30.04.2022, 14:57
(30.04.2022, 12:19)Lancelot schrieb: [ -> ]Ich bin zu 100% mit dir was den bekloppten "Ehrbegriff" angeht. Ich würde nie für "Ehre" in den Krieg zihen und bin nicht mal bereit Geld für "Ehre" zu verlieren.
Aber für die Menschenwürde schon!
Im Deutschen assoziieren wir den Begriff "Ehre" inzwischen fast vollständig mit einer patriarchalen Form der Stammescodizies und/oder mit Wertvorstellungen, deren oberste Priorität die Kontrolle der weiblichen Sexualität zu sein scheint.
Es ist aber durchaus so, dass der Begriff der "Ehre" komplexer ist.
Wenn sich ein Akteur auf der politischen oder wirtschaftlichen Bühne den Ruf erwirbt, dass mit ihn nicht gut Kirschen essen ist und er auch glaubwürdig machen kann, dass das weiterhin so ist, hat das einen gewissen rein instrumentellen Nutzen.
Zum Beispiel werden potenzielle Konkurrenten vorsichtiger und Drohungen werden ernster genommen.
Das selbe gilt aber auch für andere Formen der Reputation. Weiß ich, dass Max Mustermann es nicht mit seiner Ehre vereinbaren könnte, mich zu betrügen, dann werde ich ihn eher glauben als wenn nicht.
Genauso wenn Max Mustermann eine Kaufmannsehre hat, die es ihn nicht gestattet eine unverschämt höhe Gewinnmarge herauszuschlagen. Er würde das Ansehen seiner Standesgenossen verlieren, wenn das herauskäme.
Zieht man diese Betrachtung auf gesellschaftliche Ebene hoch, könnte man auf den Gedanken kommen, dass manche Gesellschaften bewusst ihren (vor allen Dingen männlichen) Mitglieder ein starkes Ehrgefühl vermitteln. Und dass das nicht völlig sinnlos ist.
Der Begriff der Menschenwürde hat durch das Wort "Würde" wiederum eine gemeinsame Geschichte mit "Ehre".
Lancelot schrieb:Die Frage ist doch Uralt: wie lange erträgt man den Bulli, bis man sich wehrt? Wohl wissend, dass das happy end, in dem sich der Unterdrückte erfolgreich wehrt, eher was für Hollywood ist.
Wenn man keine Chance darauf hat, die eigenen Umstände durch das Wehren zu verbessern, ist es niemals zweckrational sich zu wehren.
Es kann aber durchaus folgende scheinbar paradoxe Situation eintreten:
- Das Individuum, welches sich wehrt, hat dadurch keinen Nutzen, sondern eher nur Schaden.

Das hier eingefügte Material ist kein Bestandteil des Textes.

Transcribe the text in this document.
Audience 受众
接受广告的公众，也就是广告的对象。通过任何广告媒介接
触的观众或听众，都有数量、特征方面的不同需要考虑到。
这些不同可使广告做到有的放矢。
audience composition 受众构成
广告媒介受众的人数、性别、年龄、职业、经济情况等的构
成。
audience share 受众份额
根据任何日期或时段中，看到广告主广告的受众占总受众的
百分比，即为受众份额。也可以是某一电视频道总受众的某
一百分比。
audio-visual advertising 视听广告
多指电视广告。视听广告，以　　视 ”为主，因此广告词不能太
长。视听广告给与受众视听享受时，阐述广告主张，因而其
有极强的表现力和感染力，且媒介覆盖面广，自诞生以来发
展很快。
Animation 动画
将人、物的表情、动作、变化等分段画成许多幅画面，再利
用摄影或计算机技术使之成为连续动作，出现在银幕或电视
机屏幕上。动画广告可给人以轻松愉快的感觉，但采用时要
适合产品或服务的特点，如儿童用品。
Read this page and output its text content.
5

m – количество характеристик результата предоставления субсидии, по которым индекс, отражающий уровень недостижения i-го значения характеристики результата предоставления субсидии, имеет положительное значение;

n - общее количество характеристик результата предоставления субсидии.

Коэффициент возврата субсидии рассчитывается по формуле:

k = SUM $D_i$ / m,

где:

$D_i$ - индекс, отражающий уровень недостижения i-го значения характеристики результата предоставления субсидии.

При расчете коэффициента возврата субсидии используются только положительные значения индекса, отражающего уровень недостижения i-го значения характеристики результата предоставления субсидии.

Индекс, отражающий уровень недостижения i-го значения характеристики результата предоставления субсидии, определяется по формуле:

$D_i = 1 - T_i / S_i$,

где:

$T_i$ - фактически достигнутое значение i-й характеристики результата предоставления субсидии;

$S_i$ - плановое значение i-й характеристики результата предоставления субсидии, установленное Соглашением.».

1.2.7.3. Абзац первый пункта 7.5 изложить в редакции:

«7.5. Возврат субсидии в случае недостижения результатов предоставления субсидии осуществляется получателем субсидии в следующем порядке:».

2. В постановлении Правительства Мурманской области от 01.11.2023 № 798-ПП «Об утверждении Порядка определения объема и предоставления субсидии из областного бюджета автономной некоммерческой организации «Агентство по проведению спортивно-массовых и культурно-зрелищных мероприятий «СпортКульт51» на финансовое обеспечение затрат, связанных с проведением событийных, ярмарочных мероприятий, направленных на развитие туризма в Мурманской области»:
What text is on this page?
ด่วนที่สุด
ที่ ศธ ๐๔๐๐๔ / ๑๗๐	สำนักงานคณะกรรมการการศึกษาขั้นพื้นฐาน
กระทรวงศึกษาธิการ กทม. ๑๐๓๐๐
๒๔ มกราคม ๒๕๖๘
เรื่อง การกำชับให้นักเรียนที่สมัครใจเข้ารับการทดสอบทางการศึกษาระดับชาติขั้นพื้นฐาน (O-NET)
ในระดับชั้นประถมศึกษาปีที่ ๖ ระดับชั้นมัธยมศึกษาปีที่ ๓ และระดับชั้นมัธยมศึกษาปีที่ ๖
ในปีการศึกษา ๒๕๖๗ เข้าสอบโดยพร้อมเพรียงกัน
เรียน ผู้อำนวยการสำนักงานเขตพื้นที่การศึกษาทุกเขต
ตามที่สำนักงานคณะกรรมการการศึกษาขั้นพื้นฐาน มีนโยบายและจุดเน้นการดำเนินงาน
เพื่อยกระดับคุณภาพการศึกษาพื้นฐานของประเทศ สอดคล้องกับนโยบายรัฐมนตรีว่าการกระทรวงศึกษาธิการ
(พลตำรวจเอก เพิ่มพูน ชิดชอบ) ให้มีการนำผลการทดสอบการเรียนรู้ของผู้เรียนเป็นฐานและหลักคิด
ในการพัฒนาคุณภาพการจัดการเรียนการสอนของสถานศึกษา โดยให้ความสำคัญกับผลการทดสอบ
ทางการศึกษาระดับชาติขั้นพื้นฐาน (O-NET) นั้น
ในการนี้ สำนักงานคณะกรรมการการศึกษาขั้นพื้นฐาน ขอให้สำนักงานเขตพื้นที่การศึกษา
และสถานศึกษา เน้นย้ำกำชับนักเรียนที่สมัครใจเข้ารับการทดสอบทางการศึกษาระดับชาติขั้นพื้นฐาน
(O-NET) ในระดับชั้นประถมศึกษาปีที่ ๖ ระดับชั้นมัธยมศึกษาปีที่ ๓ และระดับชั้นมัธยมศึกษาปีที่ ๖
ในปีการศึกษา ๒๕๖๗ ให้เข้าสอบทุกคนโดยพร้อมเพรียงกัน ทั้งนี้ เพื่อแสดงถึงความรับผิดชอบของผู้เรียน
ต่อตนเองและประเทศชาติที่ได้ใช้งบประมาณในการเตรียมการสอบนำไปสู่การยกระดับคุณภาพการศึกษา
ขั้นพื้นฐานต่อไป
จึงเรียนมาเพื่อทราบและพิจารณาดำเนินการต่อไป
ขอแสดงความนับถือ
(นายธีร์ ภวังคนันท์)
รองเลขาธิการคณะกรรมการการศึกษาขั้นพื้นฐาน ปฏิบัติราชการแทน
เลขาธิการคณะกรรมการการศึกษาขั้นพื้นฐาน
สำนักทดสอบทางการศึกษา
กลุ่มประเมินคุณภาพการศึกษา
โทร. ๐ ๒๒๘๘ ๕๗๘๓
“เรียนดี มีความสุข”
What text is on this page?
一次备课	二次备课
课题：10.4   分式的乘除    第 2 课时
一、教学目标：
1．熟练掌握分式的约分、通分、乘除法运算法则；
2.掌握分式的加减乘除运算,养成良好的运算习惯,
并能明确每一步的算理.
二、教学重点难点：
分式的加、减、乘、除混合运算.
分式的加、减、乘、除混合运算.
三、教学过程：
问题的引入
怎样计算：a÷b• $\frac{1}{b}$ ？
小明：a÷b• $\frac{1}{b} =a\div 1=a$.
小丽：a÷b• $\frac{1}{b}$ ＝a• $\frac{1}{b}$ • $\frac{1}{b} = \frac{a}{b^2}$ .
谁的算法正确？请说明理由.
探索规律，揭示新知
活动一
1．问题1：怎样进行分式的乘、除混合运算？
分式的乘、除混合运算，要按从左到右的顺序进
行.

- Wenn allerdings allgemein bekannt ist, dass das Individuum sich trotzdem wehrt, dann sehen potenzielle Angreifer davon ab zuzuschlagen.
- Es entsteht also sozusagen ein kollektiver Nutzen aus dem individuellen Schaden.
Die Biene verliert ihr Leben, wenn sie zusticht. Aber das Wissen, dass die Biene zustechen könnte verteidigt sie vor all ihren Feinden. Für die individuelle Biene wäre es sinnvoll, unter keinen Umständen zuzustechen, weil sie dann ihr Leben verliert. Der Schwarm dagegen profitiert enorm davon, dass einige Bienen zustechen.
(30.04.2022, 12:36)Lancelot schrieb: [ -> ]Ich denke nicht das es da ein Gentleman Agreement zwischen den Eliten gibt sich gegenseitig zu verschonen. Aber das die Eliten aus den Kriegen immer am besten herauskommen stimmt schon.
Ich halte es nicht für ausgeschlossen, dass man ab einer gewissen Ebene vorsichtiger angefasst wird.